Lavorare all'estero: idee, consigli e suggerimenti utili

Tutto quello che dovete sapere se decidete di lasciare l'Italia e "tentare la fortuna" nel mondo del lavoro estero



In una realtà sempre più globalizzata, molti sono i giovani italiani che scelgono di lavorare all'estero, per sperimentare idee nuove o perché in cerca di una prospettiva di vita differente. Importante in una fase così delicata come quella di un trasferimento è la scelta della meta in cui costruirsi un futuro, prima ancora della professione che ci permetterà di lavorare all'estero.

Ovviamente chi desidera puntare tutto sulla propria carriera professionale, dovrebbe puntare su un Paese meno sviluppato e più distante da casa, al contrario, se si predilige la vicinanza ai propri affetti, dovrebbe necessariamente scegliere un Paese europeo.

 

 

I consigli pre-partenza

Prima di effettuare un trasferimento è però consigliabile consultare ambasciate e consolati italiani all’estero, soprattutto al fine di comprendere quali sono i passi da compiere e se una figura professionale come la propria è richiesta all’interno del Paese in cui ci si desidera trasferire.

Per essere sicuri di lavorare all'estero, poi, è sempre consigliabile trasferirsi già sul posto e lasciare il proprio curriculum alle aziende che richiedono personale; un’altra possibile strada è quella di postare il proprio cv in inglese sui vari siti.
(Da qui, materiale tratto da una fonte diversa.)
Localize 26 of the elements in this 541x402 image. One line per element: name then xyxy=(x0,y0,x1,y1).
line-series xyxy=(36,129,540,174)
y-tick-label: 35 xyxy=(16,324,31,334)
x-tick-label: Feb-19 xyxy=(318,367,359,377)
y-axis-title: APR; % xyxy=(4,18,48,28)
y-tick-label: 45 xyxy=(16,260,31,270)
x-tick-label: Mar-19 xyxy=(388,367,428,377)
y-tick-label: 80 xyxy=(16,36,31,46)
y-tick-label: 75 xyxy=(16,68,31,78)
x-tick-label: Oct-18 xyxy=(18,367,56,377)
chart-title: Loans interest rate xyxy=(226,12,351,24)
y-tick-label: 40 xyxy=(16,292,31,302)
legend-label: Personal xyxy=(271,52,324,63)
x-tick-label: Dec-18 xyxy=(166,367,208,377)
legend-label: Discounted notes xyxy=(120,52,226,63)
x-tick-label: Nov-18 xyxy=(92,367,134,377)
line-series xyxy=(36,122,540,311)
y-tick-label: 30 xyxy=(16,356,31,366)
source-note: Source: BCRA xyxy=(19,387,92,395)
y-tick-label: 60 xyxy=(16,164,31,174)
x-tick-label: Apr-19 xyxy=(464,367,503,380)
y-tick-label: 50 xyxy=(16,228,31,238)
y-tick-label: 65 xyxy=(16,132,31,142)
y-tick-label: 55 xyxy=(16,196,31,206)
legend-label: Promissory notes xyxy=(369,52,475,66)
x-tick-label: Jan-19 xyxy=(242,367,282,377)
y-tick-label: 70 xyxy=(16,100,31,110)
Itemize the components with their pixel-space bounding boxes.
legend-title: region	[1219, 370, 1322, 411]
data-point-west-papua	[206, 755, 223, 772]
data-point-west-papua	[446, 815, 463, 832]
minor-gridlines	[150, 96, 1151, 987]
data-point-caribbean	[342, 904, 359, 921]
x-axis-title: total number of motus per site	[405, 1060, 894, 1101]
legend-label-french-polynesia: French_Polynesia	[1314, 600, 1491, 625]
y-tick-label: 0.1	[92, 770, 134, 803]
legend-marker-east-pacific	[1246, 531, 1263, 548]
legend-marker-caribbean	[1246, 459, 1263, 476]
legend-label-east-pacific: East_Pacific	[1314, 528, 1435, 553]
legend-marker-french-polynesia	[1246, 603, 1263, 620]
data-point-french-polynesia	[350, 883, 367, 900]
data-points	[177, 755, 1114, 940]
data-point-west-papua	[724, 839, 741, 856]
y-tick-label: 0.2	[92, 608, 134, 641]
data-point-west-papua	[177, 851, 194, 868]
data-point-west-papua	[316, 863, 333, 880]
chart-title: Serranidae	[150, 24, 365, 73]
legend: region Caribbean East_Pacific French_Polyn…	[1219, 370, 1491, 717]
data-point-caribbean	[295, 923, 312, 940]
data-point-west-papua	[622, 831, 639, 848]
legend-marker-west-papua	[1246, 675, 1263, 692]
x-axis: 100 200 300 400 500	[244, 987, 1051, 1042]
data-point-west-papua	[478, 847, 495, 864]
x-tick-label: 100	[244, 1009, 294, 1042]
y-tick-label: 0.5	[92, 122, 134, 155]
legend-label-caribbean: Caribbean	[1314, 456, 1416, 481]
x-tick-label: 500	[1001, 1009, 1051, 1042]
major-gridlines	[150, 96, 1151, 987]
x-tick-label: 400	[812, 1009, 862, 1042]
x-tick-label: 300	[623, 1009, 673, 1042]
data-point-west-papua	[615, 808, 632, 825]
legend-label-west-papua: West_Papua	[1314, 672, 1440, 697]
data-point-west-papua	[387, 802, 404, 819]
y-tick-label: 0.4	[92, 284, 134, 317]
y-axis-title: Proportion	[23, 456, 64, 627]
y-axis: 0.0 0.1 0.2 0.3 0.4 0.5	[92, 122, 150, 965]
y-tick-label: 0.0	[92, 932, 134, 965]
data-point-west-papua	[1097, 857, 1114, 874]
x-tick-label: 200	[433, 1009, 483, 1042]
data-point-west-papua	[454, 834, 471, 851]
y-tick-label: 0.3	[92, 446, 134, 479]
Un’altra possibilità da valutare è quella del lavoro stagionale, che offre l’opportunità di conoscere il territorio, di allacciare rapporti e di apprendere la lingua, per poi valutare un trasferimento con maggiore consapevolezza.

 

Dove spostarsi per lavorare all'estero

Quali sono le città che offrono maggiori possibilità lavorative a pochi passi da casa? Bisogna tenere conto di molti fattori, come il basso tasso di disoccupazione, la stabilità politica, la qualità di vita e la poca criminalità.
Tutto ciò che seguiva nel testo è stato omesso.